Since this is the year of a federal election, we’ve been thinking about parliamentary democracy.
We believe parliamentary democracy is the best system of government in the world.
That is especially true when compared to the political system in the country to the south of us.
For one thing, in a parliamentary democracy, the election season is short. After a month or two of campaigning, the people vote and we should have a government in place for about four years.
Compare that to the United States, where elections never seem to end. O
ne election happens and campaigning immediately begins for the next.
We believe that is one reason the United States – with its president, House of Representatives and Senate – is so politically divided and fractious. They never stop political fighting long enough to catch their breaths. There is even that strange creature called the midterm election.
The next presidential election is over a year away, but the process to choose a Democratic challenger to President Donald Trump has been going on for months.
Canada and other parliamentary democracies seem calm by comparison. And that is even taking into account the disruption over Brexit in the Mother of Parliaments – the British House of Commons. Imagine the chaos if something like Brexit happened in the U.S.
In Canada, even the scandal that has shaken our federal politics by Prime Minister Justin Trudeau’s past penchant for wearing brownface/blackface can be absorbed by the parliamentary system.
Trudeau is not a president, but a prime minister, and can be replaced very easily, if it ever came to that. Admittedly, it is unprecedented in Canada for a prime minister seeking re-election to have once committed such an outrageous act as wearing blackface – not as a child or a teenager, but as an adult.
After an election, if a prime minister loses the confidence of the House of Commons, he or she is out.
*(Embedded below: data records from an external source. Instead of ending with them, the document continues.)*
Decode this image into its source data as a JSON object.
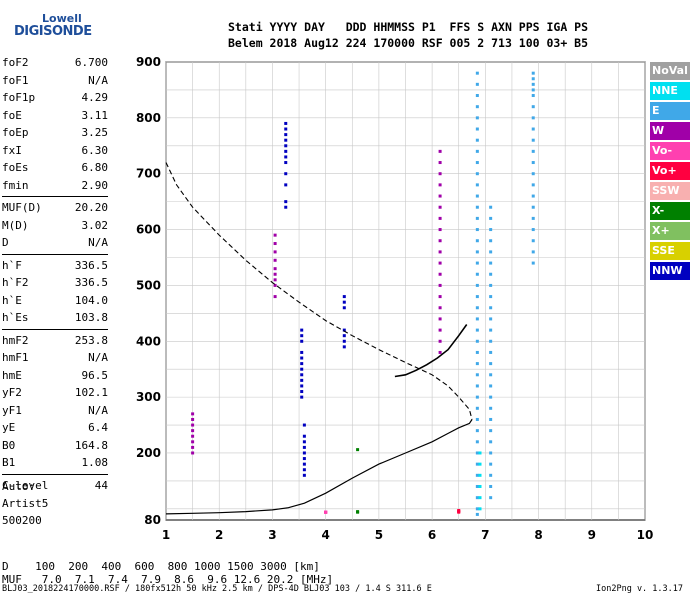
{
  "logo": {
    "top": "Lowell",
    "main": "DIGISONDE"
  },
  "header": {
    "line1": "Stati YYYY DAY   DDD HHMMSS P1  FFS S AXN PPS IGA PS",
    "line2": "Belem 2018 Aug12 224 170000 RSF 005 2 713 100 03+ B5"
  },
  "params": [
    [
      {
        "k": "foF2",
        "v": "6.700"
      },
      {
        "k": "foF1",
        "v": "N/A"
      },
      {
        "k": "foF1p",
        "v": "4.29"
      },
      {
        "k": "foE",
        "v": "3.11"
      },
      {
        "k": "foEp",
        "v": "3.25"
      },
      {
        "k": "fxI",
        "v": "6.30"
      },
      {
        "k": "foEs",
        "v": "6.80"
      },
      {
        "k": "fmin",
        "v": "2.90"
      }
    ],
    [
      {
        "k": "MUF(D)",
        "v": "20.20"
      },
      {
        "k": "M(D)",
        "v": "3.02"
      },
      {
        "k": "D",
        "v": "N/A"
      }
    ],
    [
      {
        "k": "h`F",
        "v": "336.5"
      },
      {
        "k": "h`F2",
        "v": "336.5"
      },
      {
        "k": "h`E",
        "v": "104.0"
      },
      {
        "k": "h`Es",
        "v": "103.8"
      }
    ],
    [
      {
        "k": "hmF2",
        "v": "253.8"
      },
      {
        "k": "hmF1",
        "v": "N/A"
      },
      {
        "k": "hmE",
        "v": "96.5"
      },
      {
        "k": "yF2",
        "v": "102.1"
      },
      {
        "k": "yF1",
        "v": "N/A"
      },
      {
        "k": "yE",
        "v": "6.4"
      },
      {
        "k": "B0",
        "v": "164.8"
      },
      {
        "k": "B1",
        "v": "1.08"
      }
    ],
    [
      {
        "k": "C-level",
        "v": "44"
      }
    ]
  ],
  "auto": {
    "l1": "Auto:",
    "l2": "Artist5",
    "l3": "500200"
  },
  "legend": [
    {
      "label": "NoVal",
      "color": "#a0a0a0"
    },
    {
      "label": "NNE",
      "color": "#00e0f0"
    },
    {
      "label": "E",
      "color": "#40a8e8"
    },
    {
      "label": "W",
      "color": "#a000a8"
    },
    {
      "label": "Vo-",
      "color": "#ff40b0"
    },
    {
      "label": "Vo+",
      "color": "#ff0040"
    },
    {
      "label": "SSW",
      "color": "#f8b0b0"
    },
    {
      "label": "X-",
      "color": "#008000"
    },
    {
      "label": "X+",
      "color": "#80c060"
    },
    {
      "label": "SSE",
      "color": "#d8d000"
    },
    {
      "label": "NNW",
      "color": "#0000c0"
    }
  ],
  "muf_table": {
    "d_row": "D    100  200  400  600  800 1000 1500 3000 [km]",
    "muf_row": "MUF   7.0  7.1  7.4  7.9  8.6  9.6 12.6 20.2 [MHz]"
  },
  "footer": {
    "left": "BLJ03_2018224170000.RSF / 180fx512h 50 kHz 2.5 km / DPS-4D BLJ03 103 / 1.4 S 311.6 E",
    "right": "Ion2Png v. 1.3.17"
  },
  "chart_data": {
    "type": "scatter",
    "title": "",
    "xlabel": "",
    "ylabel": "",
    "xlim": [
      1,
      10
    ],
    "ylim": [
      80,
      900
    ],
    "x_ticks": [
      1,
      2,
      3,
      4,
      5,
      6,
      7,
      8,
      9,
      10
    ],
    "y_ticks": [
      80,
      200,
      300,
      400,
      500,
      600,
      700,
      800,
      900
    ],
    "traces": {
      "dashed_profile": [
        [
          1.0,
          720
        ],
        [
          1.2,
          680
        ],
        [
          1.5,
          640
        ],
        [
          2.0,
          590
        ],
        [
          2.5,
          545
        ],
        [
          3.0,
          505
        ],
        [
          3.5,
          470
        ],
        [
          4.0,
          437
        ],
        [
          4.5,
          410
        ],
        [
          5.0,
          385
        ],
        [
          5.5,
          362
        ],
        [
          6.0,
          340
        ],
        [
          6.3,
          320
        ],
        [
          6.5,
          300
        ],
        [
          6.7,
          278
        ],
        [
          6.75,
          260
        ]
      ],
      "solid_profile": [
        [
          1.0,
          91
        ],
        [
          1.5,
          92
        ],
        [
          2.0,
          93
        ],
        [
          2.5,
          95
        ],
        [
          3.0,
          98
        ],
        [
          3.3,
          102
        ],
        [
          3.6,
          110
        ],
        [
          4.0,
          128
        ],
        [
          4.5,
          155
        ],
        [
          5.0,
          180
        ],
        [
          5.5,
          200
        ],
        [
          6.0,
          220
        ],
        [
          6.3,
          235
        ],
        [
          6.5,
          245
        ],
        [
          6.7,
          253
        ],
        [
          6.75,
          260
        ]
      ],
      "f2_trace": [
        [
          5.3,
          337
        ],
        [
          5.5,
          340
        ],
        [
          5.7,
          348
        ],
        [
          5.9,
          358
        ],
        [
          6.1,
          370
        ],
        [
          6.3,
          385
        ],
        [
          6.5,
          410
        ],
        [
          6.65,
          430
        ]
      ]
    },
    "echo_clusters": [
      {
        "color": "#0000c0",
        "x": 3.25,
        "y": [
          790,
          780,
          770,
          760,
          750,
          740,
          730,
          720,
          700,
          680,
          650,
          640
        ]
      },
      {
        "color": "#0000c0",
        "x": 3.55,
        "y": [
          420,
          410,
          400,
          380,
          370,
          360,
          350,
          340,
          330,
          320,
          310,
          300
        ]
      },
      {
        "color": "#0000c0",
        "x": 4.35,
        "y": [
          480,
          470,
          460,
          420,
          410,
          400,
          390
        ]
      },
      {
        "color": "#0000c0",
        "x": 3.6,
        "y": [
          250,
          230,
          220,
          210,
          200,
          190,
          180,
          170,
          160
        ]
      },
      {
        "color": "#a000a8",
        "x": 6.15,
        "y": [
          740,
          720,
          700,
          680,
          660,
          640,
          620,
          600,
          580,
          560,
          540,
          520,
          500,
          480,
          460,
          440,
          420,
          400,
          380
        ]
      },
      {
        "color": "#a000a8",
        "x": 3.05,
        "y": [
          590,
          575,
          560,
          545,
          530,
          520,
          510,
          500,
          480
        ]
      },
      {
        "color": "#a000a8",
        "x": 1.5,
        "y": [
          270,
          260,
          250,
          240,
          230,
          220,
          210,
          200
        ]
      },
      {
        "color": "#40a8e8",
        "x": 6.85,
        "y": [
          880,
          860,
          840,
          820,
          800,
          780,
          760,
          740,
          720,
          700,
          680,
          660,
          640,
          620,
          600,
          580,
          560,
          540,
          520,
          500,
          480,
          460,
          440,
          420,
          400,
          380,
          360,
          340,
          320,
          300,
          280,
          260,
          240,
          220,
          200,
          180,
          160,
          140,
          120,
          100,
          90
        ]
      },
      {
        "color": "#40a8e8",
        "x": 7.9,
        "y": [
          880,
          870,
          860,
          850,
          840,
          820,
          800,
          780,
          760,
          740,
          720,
          700,
          680,
          660,
          640,
          620,
          600,
          580,
          560,
          540
        ]
      },
      {
        "color": "#40a8e8",
        "x": 7.1,
        "y": [
          640,
          620,
          600,
          580,
          560,
          540,
          520,
          500,
          480,
          460,
          440,
          420,
          400,
          380,
          360,
          340,
          320,
          300,
          280,
          260,
          240,
          220,
          200,
          180,
          160,
          140,
          120
        ]
      },
      {
        "color": "#ff40b0",
        "x": 4.0,
        "y": [
          94,
          94,
          94,
          94,
          94
        ]
      },
      {
        "color": "#ff0040",
        "x": 6.5,
        "y": [
          94,
          95,
          96,
          97
        ]
      },
      {
        "color": "#008000",
        "x": 4.6,
        "y": [
          94,
          95,
          206
        ]
      },
      {
        "color": "#00e0f0",
        "x": 6.9,
        "y": [
          200,
          180,
          160,
          140,
          120,
          100
        ]
      }
    ]
  }
}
Simple as that. No need for months or years of soul-searching.
On the other hand, replacing a president in the United States is a convoluted, controversial and divisive process. That’s because a president in the U.S. is the head of state, while a prime minister in a parliamentary democracy is just the head of government.
Say what you will about having a monarch, it comes in handy when you want to get rid of a prime minister, like the British did recently with Theresa May. You don’t have to worry about being labelled disloyal to the state if you simply want to replace a government leader.
Some say a flaw in parliamentary democracy is that the people don’t directly elect their leader, just a governing party, and the prime minister is whoever happens to be leading that party. That concern also exists in the NWT’s version of a parliamentary democracy – consensus government – where there is no public vote for premier and the leader is chosen by MLAs after the election.
All we can say to that concern is the United States has a separate vote for its president, and it resulted in the election of Donald Trump.